Why Your Nails Should Always Be Included In Your Yearly Skin Check

When you think of nails, you probably think of nail designs or how to do your own acrylics at home. Nails have become a way for people to express their individual sense of style and character, as The Guardian points out, and celebrities like Rihanna and Katy Perry have made statements with their nail art that were memorable moments in their own right. 

Your nails consist of the protein keratin, the same thing that's in your hair and skin, per Healthline, and their growth is dependent on several factors like the weather, which hand is the dominant one, stress, diet, and even your genes. While you may notice them more if you've ever had your nails done, or while clipping them, nails are a frequently forgotten part of the human body. 

This shouldn't be the case, however. In fact, there is a major reason why your yearly skin check should include your nails as well. 

Your nails are an important sign of your health

As dermatologist Dana Stern, MD, shared with Byrdie, "Sometimes people intentionally cover an ugly nail abnormality in order to cosmetically camouflage it," but this is a potentially dangerous idea especially when you're visiting your doctor for your yearly skin check-up. What may seem, on the surface, like insignificant color changes or bumps in odd places could actually be indicators of an underlying health condition (via WebMD). 

For instance, pale nails might mean you have a poor diet, yellow fingernails could indicate a fungal infection or even lung disease and pitted nails might be telling you to watch out for psoriasis or inflammatory arthritis.

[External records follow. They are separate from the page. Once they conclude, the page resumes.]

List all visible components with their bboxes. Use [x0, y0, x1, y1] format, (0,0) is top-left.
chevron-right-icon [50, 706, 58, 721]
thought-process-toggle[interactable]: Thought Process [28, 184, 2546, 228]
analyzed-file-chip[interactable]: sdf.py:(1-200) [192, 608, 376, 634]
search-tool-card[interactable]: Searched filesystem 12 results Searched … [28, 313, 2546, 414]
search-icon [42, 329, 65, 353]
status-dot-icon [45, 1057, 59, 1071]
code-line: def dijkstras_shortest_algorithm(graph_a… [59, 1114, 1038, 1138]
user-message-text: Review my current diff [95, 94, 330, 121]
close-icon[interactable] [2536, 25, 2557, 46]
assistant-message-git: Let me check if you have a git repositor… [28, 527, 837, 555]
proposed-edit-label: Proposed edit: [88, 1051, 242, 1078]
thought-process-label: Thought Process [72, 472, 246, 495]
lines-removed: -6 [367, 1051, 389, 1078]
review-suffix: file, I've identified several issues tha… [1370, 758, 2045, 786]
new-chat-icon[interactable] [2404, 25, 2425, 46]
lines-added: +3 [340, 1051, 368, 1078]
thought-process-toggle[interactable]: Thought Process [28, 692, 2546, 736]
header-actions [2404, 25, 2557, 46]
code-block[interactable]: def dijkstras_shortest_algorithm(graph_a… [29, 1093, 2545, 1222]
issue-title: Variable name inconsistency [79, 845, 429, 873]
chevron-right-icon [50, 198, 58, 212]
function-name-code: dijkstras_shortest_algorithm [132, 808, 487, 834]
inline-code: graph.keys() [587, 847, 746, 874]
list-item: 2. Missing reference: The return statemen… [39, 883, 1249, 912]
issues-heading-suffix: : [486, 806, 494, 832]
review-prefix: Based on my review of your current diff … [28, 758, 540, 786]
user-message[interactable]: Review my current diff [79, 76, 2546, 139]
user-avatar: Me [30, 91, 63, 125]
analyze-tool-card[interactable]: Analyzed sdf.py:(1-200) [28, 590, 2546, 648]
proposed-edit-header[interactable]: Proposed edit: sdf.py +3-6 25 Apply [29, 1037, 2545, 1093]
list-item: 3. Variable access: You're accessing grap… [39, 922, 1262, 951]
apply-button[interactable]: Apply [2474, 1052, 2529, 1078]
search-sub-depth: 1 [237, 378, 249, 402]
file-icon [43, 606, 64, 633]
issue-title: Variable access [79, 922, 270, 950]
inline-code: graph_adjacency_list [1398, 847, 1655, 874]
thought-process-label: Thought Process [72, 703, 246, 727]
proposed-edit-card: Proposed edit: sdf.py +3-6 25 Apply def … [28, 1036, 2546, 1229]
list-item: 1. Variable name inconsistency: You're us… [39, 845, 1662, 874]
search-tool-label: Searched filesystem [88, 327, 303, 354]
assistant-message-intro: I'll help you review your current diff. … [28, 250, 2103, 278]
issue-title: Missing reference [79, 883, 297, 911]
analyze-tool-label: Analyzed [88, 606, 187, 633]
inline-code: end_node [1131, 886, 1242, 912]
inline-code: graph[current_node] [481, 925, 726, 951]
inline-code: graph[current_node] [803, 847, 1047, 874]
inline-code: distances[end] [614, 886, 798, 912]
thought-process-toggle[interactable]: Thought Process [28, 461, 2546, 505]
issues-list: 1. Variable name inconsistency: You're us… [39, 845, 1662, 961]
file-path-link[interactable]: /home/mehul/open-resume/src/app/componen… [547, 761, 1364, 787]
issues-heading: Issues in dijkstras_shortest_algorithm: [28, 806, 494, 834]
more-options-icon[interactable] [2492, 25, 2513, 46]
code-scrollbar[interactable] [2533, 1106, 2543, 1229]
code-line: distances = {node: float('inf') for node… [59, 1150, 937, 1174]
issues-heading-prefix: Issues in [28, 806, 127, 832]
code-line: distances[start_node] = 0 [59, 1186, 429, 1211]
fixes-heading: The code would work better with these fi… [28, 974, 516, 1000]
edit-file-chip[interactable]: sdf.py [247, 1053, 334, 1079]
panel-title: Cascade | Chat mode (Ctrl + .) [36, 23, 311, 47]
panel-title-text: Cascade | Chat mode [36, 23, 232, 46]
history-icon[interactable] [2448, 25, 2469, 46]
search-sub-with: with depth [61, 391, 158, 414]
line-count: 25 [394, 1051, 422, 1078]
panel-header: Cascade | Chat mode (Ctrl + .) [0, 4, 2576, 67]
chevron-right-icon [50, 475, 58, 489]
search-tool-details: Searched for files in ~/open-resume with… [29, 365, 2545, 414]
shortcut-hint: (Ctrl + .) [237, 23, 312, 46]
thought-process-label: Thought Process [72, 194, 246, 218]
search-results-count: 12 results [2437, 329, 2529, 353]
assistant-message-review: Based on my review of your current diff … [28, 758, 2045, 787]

Similar to how you might have experienced hair thinning because of illness or stress, our nails give hints too, as dermatologist Christine Poblete-Lopez, MD, told the Cleveland Clinic. Most notably, if you notice dark lines under your nails or a growth that's tender to the touch, this could be because of melanoma (a type of skin cancer), per the American Academy of Dermatology Association.

"Melanoma that comes from the nail unit is serious and can sometimes cause black lines or stripes to appear on the nail," skin expert and dermatologist John Anthony, MD, explained to Health. An annual examination of your skin usually rules out any possible risk of cancer, Dr. Darlene Gou, MD, of Innovative Dermatology confirmed. Your doctor will generally check areas like your palms, soles, scalp, and under the nails in order to be thorough. 

There are several ways to keep nails healthy

Your lifestyle and daily habits could also be influencing your nails, as Health points out. Anything from stress to calcium deficiency, dehydration, overuse of nail products, and even applying and removing acrylic nails could be causing untold damage. Nail expert Eunice Park warned Byrdie, "Acrylic has bigger molecules than gel and therefore requires bigger grooves in the natural nail to grip onto — this is often why acid-based primers are used to etch the natural nail for acrylic." 

This could be why your nails sometimes feel a bit painful after a visit to the salon. Likewise, your diet and how much water you drink matter too, according to dermatologist Christine Poblete-Lopez (via the Cleveland Clinic). A vitamin B, protein, and zinc-rich diet is ideal for optimal nail health. You should also throw in some omega-3 fatty acids and vitamin C for good measure, per Healthline

Smoking severely alters the appearance of your nails as well, turning them a sickly yellow shade (via Harper's Bazaar). Although you don't have to stay away from nail polish completely, give your nails a break every now and again, as Everyday Health advises. Investing in a pair of gloves for when you tackle the dishes, do gardening, or even clean the bathrooms will also help keep your talons happy.